Apr 29 2009 by Douglas Dickie, Rutherglen Reformer
A TRIBUTE show to Rutherglen folk singer Matt McGinn will be broadcast on May 1.
Celtic Music Radio 1530FAM will be at the East Kilbride Arts Centre where artists will perform some of the 500 songs that Matt left behind following his untimely death in 1977 at the age of just 49.
The broadcast will be at 7pm and has been scheduled to coincide with a weekend of May Day celebrations, a fitting day given Matt’s lifelong socialist ideals.
Indeed, Matt could be found on most may Days marching with workers and he expressed a real interest in the workers of Chicago, among whom the labour May Day rallies originated.
The show is designed to showcase and celebrate Matt’s achievements, not only to the folk and roots music industry, but also the Scotland as a whole.
An icon of the British folk scene, and with entries in the Smithsonian Institutes Top 100 Folk Songs of the 20th Century, Matt’s songs have come to symbolise both Scotland and Glasgow, the city he was brought up in.

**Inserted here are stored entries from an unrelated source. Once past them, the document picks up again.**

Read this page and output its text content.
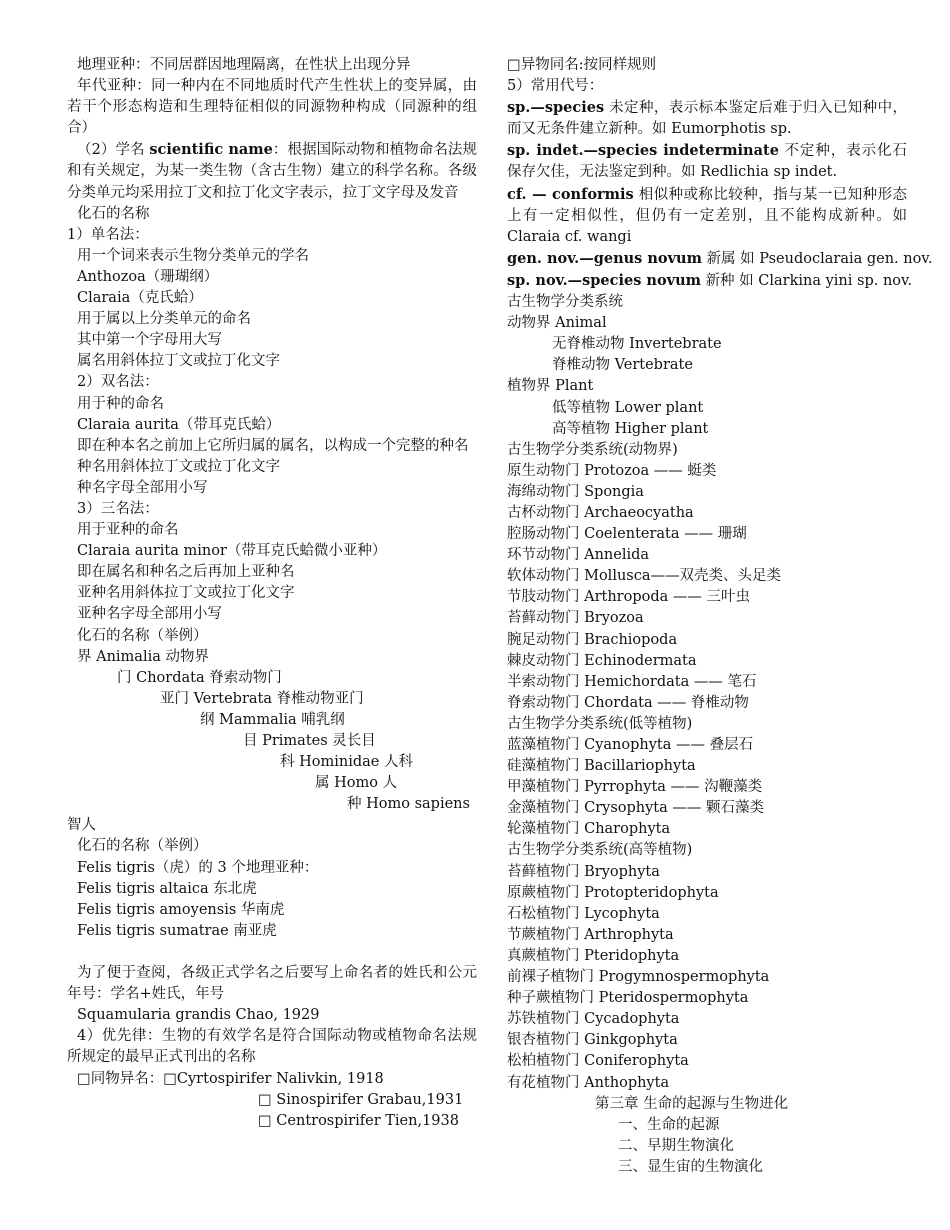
地理亚种：不同居群因地理隔离，在性状上出现分异
年代亚种：同一种内在不同地质时代产生性状上的变异属，由若干个形态构造和生理特征相似的同源物种构成（同源种的组合）
（2）学名 scientific name：根据国际动物和植物命名法规和有关规定，为某一类生物（含古生物）建立的科学名称。各级分类单元均采用拉丁文和拉丁化文字表示，拉丁文字母及发音
化石的名称
1）单名法：
用一个词来表示生物分类单元的学名
Anthozoa（珊瑚纲）
Claraia（克氏蛤）
用于属以上分类单元的命名
其中第一个字母用大写
属名用斜体拉丁文或拉丁化文字
2）双名法：
用于种的命名
Claraia aurita（带耳克氏蛤）
即在种本名之前加上它所归属的属名，以构成一个完整的种名
种名用斜体拉丁文或拉丁化文字
种名字母全部用小写
3）三名法：
用于亚种的命名
Claraia aurita minor（带耳克氏蛤微小亚种）
即在属名和种名之后再加上亚种名
亚种名用斜体拉丁文或拉丁化文字
亚种名字母全部用小写
化石的名称（举例）
界 Animalia 动物界
门 Chordata 脊索动物门
亚门 Vertebrata 脊椎动物亚门
纲 Mammalia 哺乳纲
目 Primates 灵长目
科 Hominidae 人科
属 Homo 人
种 Homo sapiens
智人
化石的名称（举例）
Felis tigris（虎）的 3 个地理亚种：
Felis tigris altaica 东北虎
Felis tigris amoyensis 华南虎
Felis tigris sumatrae 南亚虎
为了便于查阅，各级正式学名之后要写上命名者的姓氏和公元年号：学名+姓氏，年号
Squamularia grandis Chao, 1929
4）优先律：生物的有效学名是符合国际动物或植物命名法规所规定的最早正式刊出的名称
□同物异名：□Cyrtospirifer Nalivkin, 1918
□ Sinospirifer Grabau,1931
□ Centrospirifer Tien,1938
□异物同名:按同样规则
5）常用代号：
sp.—species 未定种，表示标本鉴定后难于归入已知种中，而又无条件建立新种。如 Eumorphotis sp.
sp. indet.—species indeterminate 不定种，表示化石保存欠佳，无法鉴定到种。如 Redlichia sp indet.
cf. — conformis 相似种或称比较种，指与某一已知种形态上有一定相似性，但仍有一定差别，且不能构成新种。如 Claraia cf. wangi
gen. nov.—genus novum 新属 如 Pseudoclaraia gen. nov.
sp. nov.—species novum 新种 如 Clarkina yini sp. nov.
古生物学分类系统
动物界 Animal
无脊椎动物 Invertebrate
脊椎动物 Vertebrate
植物界 Plant
低等植物 Lower plant
高等植物 Higher plant
古生物学分类系统(动物界)
原生动物门 Protozoa —— 蜓类
海绵动物门 Spongia
古杯动物门 Archaeocyatha
腔肠动物门 Coelenterata —— 珊瑚
环节动物门 Annelida
软体动物门 Mollusca——双壳类、头足类
节肢动物门 Arthropoda —— 三叶虫
苔藓动物门 Bryozoa
腕足动物门 Brachiopoda
棘皮动物门 Echinodermata
半索动物门 Hemichordata —— 笔石
脊索动物门 Chordata —— 脊椎动物
古生物学分类系统(低等植物)
蓝藻植物门 Cyanophyta —— 叠层石
硅藻植物门 Bacillariophyta
甲藻植物门 Pyrrophyta —— 沟鞭藻类
金藻植物门 Crysophyta —— 颗石藻类
轮藻植物门 Charophyta
古生物学分类系统(高等植物)
苔藓植物门 Bryophyta
原蕨植物门 Protopteridophyta
石松植物门 Lycophyta
节蕨植物门 Arthrophyta
真蕨植物门 Pteridophyta
前裸子植物门 Progymnospermophyta
种子蕨植物门 Pteridospermophyta
苏铁植物门 Cycadophyta
银杏植物门 Ginkgophyta
松柏植物门 Coniferophyta
有花植物门 Anthophyta
第三章 生命的起源与生物进化
一、生命的起源
二、早期生物演化
三、显生宙的生物演化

Lanarkshire songwriter, Jim McKenna, who organised the event, and will also perform, said: “The Matt McGinn songs and story is good honest Glasgow humour, plus the best of heart rending wonderful music, equals the life of this well loved Glasgow genius.”
The concert is only part of Celtic Music Radio's May Day celebrations. Ross Macfadyen will also be broadcasting his Saturday Sequence show on May 2nd from one of Glasgow's premier music venues, Oran Mor, Byres Road.
Ross said: “Celtic Music Radio 1530 AM will be the first community radio station to broadcast from the Arts Centre and we are delighted to be working in partnership with the Arts Centre staff and South Lanarkshire Council to provide this May Day celebration to our audience all over Glasgow and Lanarkshire and to listeners around the world, from East Kilbride.”
Listeners can tune in to the Matt McGinn tribute on 1530 AM/MW or online at www.celticmusicradio.net.
Although he was widely known as “McGinn of the Calton”, Matt spent most of his life and wrote much of his most popular work while living in Rutherglen.